Total internal reflexion

[Maurice]

Hello,
Can somebody help me?
Light enters an optical fiber(ideal glass optical fiber without cladding or buffer)at the normally cleaved end.

How calculate the greatest angle of incidence I that will result in total internal reflection of the light?
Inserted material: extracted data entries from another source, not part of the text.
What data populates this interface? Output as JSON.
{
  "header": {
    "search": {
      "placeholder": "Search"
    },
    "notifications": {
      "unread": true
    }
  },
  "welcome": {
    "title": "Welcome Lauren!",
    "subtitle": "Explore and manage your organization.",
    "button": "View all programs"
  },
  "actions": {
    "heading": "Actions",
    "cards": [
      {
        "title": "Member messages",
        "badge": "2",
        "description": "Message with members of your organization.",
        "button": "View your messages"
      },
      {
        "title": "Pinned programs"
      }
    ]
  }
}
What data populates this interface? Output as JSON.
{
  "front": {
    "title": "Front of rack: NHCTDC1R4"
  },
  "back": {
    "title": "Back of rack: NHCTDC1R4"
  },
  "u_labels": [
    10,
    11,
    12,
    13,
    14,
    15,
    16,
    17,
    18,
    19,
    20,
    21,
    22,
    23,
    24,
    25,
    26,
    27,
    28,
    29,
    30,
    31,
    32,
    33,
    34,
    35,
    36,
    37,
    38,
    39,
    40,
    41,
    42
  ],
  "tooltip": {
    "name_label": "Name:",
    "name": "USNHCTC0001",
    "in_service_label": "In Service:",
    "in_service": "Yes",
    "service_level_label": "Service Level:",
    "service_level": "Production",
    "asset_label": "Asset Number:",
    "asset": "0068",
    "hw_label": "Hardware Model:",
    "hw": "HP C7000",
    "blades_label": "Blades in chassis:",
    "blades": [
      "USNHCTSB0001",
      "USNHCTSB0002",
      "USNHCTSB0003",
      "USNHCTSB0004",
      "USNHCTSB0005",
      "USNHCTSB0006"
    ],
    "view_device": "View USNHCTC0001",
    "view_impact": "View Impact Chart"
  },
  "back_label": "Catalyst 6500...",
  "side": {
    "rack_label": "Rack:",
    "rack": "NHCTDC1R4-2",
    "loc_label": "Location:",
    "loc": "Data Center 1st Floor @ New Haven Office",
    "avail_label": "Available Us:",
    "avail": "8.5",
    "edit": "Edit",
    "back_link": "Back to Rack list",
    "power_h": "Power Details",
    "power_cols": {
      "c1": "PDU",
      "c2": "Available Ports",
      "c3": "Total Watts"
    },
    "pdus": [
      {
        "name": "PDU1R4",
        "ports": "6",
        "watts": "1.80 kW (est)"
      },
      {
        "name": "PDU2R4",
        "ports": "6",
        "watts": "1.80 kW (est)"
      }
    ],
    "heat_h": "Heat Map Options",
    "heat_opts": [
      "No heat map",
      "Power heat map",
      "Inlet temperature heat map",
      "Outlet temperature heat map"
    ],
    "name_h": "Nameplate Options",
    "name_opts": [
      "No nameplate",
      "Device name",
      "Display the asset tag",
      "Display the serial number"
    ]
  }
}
I know Snell's Law and refraction Law and I have found 21 or 42 degrees but that don't seem correct...

Thanks.

 

[swansont]

Snell's law is the right method. What is happening if you don't have total internal reflection? Maybe if you showed how you got 21 or 42 degrees, it would help?

[Maurice]

ni.sini=n2.sinr (I=incident,r=refracted)

so 1.sini=1.5.sinr

so sini/sinr=1.5 I>r

into glass 90-r=critical angle and then?

I think it is 50 degrees

No sorry 90-50=40 degrees

[swansont]

That works for if you are inside the glass and the outside is air or vacuum (and arcsin of 1/1.5 = 0.667 is 41.8 degrees) but the question you asked was for the angle of light incident into the fiber via the cleaved end. It looks to me like you need to apply snell's law twice — once for the light entering, and one for the TIR for not exiting the sides.

[Maurice]

Sorry I have some difficulties to clearly understand but it seems to be 28 degrees for the incident angle

[swansont]

A diagram usually helps in these situations. Similar to this http://www.uslasercorp.com/envoy/images/fobd.h1.gif

 

There's an acceptance angle for the cleaved surface, and TIR in the fiber itself

[Maurice]

Yes,I think that the solution is that the greatest angle of incidence is 14 degrees respect to the normal.